De la bataille de Solferino en passant par le prix Nobel, qu’est-ce finalement que la Croix-Rouge ?

Cela a été le réflexe de nombreux Belges après les inondations : faire un don à la Croix-Rouge. Il faut dire que l’organisation humanitaire est une référence en Belgique. Pourtant, s’il a d’abord été salué, l’organisme a vite été critiqué pour sa gestion. Mais finalement, c’est quoi la Croix-Rouge ? Quel est son rôle ? Et depuis quand existe-t-elle ?

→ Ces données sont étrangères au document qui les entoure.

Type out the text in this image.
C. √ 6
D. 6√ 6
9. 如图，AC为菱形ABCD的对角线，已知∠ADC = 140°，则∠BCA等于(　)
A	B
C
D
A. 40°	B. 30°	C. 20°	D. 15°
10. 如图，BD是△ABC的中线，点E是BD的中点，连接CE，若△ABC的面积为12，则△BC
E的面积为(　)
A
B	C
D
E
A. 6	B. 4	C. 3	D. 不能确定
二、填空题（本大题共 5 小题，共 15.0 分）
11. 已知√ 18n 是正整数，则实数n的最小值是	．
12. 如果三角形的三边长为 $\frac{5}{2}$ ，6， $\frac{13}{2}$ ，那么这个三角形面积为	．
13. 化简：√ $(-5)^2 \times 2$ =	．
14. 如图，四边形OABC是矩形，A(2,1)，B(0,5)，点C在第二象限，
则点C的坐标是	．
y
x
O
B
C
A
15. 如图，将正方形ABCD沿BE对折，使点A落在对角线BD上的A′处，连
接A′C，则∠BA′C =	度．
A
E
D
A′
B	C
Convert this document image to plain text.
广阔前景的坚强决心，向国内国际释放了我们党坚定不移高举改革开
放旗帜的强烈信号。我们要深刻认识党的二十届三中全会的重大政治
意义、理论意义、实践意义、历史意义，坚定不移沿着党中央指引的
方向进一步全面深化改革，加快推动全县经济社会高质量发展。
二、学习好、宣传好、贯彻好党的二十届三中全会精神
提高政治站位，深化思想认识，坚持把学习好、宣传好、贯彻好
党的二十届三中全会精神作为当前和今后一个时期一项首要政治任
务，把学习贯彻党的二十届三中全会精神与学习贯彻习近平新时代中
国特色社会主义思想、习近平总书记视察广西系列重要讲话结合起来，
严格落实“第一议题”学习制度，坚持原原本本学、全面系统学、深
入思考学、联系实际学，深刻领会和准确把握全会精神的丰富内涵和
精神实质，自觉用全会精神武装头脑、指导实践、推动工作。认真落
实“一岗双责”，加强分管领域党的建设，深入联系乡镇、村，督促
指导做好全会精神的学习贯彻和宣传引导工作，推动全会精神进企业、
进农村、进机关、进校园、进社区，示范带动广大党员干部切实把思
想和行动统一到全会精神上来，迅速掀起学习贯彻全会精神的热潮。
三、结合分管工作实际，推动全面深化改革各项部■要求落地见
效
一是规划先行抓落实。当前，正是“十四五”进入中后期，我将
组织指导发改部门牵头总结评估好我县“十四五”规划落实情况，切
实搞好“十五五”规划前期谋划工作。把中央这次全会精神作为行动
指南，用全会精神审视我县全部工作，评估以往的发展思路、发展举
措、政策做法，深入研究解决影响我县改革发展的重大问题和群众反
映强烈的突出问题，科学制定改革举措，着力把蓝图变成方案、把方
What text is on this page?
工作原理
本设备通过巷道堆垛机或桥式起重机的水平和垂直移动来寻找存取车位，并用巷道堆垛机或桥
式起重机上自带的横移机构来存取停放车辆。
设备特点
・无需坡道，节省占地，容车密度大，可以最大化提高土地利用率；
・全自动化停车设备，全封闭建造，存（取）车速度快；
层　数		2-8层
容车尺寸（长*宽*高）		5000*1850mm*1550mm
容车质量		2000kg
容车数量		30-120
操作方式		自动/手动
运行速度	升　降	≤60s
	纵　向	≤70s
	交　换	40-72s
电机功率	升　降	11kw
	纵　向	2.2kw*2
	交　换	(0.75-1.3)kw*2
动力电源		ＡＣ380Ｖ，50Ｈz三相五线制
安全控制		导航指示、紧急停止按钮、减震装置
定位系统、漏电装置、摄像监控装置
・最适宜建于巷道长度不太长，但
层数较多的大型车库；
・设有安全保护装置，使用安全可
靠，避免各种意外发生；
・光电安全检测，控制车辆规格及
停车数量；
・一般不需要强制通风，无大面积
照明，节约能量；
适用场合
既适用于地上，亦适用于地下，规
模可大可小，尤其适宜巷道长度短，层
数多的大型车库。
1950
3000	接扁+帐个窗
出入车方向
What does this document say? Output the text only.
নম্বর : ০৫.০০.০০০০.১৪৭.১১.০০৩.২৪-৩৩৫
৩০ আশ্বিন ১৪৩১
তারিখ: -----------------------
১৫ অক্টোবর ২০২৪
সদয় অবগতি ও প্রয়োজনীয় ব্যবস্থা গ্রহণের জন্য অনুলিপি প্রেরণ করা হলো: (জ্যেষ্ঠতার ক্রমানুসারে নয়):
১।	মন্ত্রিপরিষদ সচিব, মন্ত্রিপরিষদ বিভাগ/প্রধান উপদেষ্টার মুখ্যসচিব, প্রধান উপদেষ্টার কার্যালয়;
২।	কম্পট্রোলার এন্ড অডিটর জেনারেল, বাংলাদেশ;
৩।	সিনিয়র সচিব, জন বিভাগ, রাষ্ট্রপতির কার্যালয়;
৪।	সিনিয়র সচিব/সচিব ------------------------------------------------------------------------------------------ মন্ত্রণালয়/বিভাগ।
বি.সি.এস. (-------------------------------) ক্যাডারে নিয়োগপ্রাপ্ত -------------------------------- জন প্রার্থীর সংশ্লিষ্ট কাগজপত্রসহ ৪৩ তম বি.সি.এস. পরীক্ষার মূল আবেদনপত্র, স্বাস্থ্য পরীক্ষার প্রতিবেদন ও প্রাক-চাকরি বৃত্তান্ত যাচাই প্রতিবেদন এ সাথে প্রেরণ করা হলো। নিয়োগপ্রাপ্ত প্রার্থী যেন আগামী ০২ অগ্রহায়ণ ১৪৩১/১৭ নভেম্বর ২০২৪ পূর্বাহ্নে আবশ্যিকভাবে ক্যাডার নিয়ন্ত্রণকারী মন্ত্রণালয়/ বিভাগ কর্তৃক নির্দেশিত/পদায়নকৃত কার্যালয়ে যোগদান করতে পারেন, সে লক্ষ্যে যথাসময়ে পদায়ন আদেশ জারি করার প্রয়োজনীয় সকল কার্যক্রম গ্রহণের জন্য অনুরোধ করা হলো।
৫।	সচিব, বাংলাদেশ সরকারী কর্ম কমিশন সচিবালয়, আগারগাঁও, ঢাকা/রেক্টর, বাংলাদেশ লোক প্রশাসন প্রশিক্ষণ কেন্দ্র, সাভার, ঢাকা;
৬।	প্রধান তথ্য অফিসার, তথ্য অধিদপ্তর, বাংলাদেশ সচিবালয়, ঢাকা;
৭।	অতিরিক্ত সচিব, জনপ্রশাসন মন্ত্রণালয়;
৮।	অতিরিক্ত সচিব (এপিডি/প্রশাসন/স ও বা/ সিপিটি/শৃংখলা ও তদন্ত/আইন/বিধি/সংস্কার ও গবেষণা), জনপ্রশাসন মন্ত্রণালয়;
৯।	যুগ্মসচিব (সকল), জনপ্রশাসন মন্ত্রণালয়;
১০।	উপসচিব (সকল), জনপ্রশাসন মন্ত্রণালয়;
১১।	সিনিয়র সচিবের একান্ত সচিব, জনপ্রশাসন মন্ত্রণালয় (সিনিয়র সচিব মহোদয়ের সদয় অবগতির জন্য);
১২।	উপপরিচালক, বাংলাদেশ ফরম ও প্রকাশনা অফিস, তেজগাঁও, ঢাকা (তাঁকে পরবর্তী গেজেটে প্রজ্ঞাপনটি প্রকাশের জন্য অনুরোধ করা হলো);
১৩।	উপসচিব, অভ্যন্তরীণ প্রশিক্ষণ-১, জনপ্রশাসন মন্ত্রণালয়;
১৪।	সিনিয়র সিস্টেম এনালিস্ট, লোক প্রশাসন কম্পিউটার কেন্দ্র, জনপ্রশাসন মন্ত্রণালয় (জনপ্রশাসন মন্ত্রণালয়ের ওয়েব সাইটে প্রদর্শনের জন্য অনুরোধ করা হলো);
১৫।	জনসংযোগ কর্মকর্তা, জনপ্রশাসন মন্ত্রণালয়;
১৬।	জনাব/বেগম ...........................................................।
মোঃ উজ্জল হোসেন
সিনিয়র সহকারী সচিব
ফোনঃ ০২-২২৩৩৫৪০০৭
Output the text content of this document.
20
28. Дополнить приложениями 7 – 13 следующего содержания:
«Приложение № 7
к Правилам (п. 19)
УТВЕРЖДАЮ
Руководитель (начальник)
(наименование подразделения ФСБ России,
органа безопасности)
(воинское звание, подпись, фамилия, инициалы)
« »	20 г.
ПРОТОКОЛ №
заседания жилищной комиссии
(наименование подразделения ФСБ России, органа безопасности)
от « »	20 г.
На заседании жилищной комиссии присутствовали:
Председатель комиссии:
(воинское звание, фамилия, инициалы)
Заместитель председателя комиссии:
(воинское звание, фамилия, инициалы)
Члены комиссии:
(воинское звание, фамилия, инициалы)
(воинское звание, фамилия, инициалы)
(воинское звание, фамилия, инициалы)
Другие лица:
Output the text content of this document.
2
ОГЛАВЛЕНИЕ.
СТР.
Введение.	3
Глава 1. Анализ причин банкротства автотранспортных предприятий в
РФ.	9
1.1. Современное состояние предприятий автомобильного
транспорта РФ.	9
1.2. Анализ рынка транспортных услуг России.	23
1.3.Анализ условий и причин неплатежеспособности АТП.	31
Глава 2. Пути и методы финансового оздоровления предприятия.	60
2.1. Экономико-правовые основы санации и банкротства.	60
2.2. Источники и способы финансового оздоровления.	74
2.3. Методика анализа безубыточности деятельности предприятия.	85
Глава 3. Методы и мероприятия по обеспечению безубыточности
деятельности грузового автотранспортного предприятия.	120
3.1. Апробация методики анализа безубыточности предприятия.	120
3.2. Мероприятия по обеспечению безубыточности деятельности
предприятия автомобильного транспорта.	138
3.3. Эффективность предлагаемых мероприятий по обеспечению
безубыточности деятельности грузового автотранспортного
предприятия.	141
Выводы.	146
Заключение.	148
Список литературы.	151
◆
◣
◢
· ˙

Difficile de ne jamais avoir entendu parler de la Croix-Rouge. Et pour cause, le réseau ne rassemblerait pas moins de 97 millions de volontaires, membres et employés à travers le monde. Il s’agirait dès lors de l’organisation humanitaire la plus importante… et surtout l’une des plus anciennes.

Le déclic à Solferino

A la genèse, Henry Dunant, un homme d’affaires genevois. Nous sommes alors en 1859 et le Suisse décide de partir à Solferino, sur le territoire de l’actuelle Italie. Là où s’affrontent les armées françaises et autrichiennes.

Certains racontent qu’Henry Dunant s’y serait rendu pour obtenir une audience de Napoléon III. Mais une fois sur place, l’homme constate avec horreur les ravages du champ de bataille. La quête initiale est alors vite oubliée, et l’homme d’affaires organise un secours improvisé des blessés. Avec une spécificité : tout le monde peut obtenir des soins, peu importe le camp.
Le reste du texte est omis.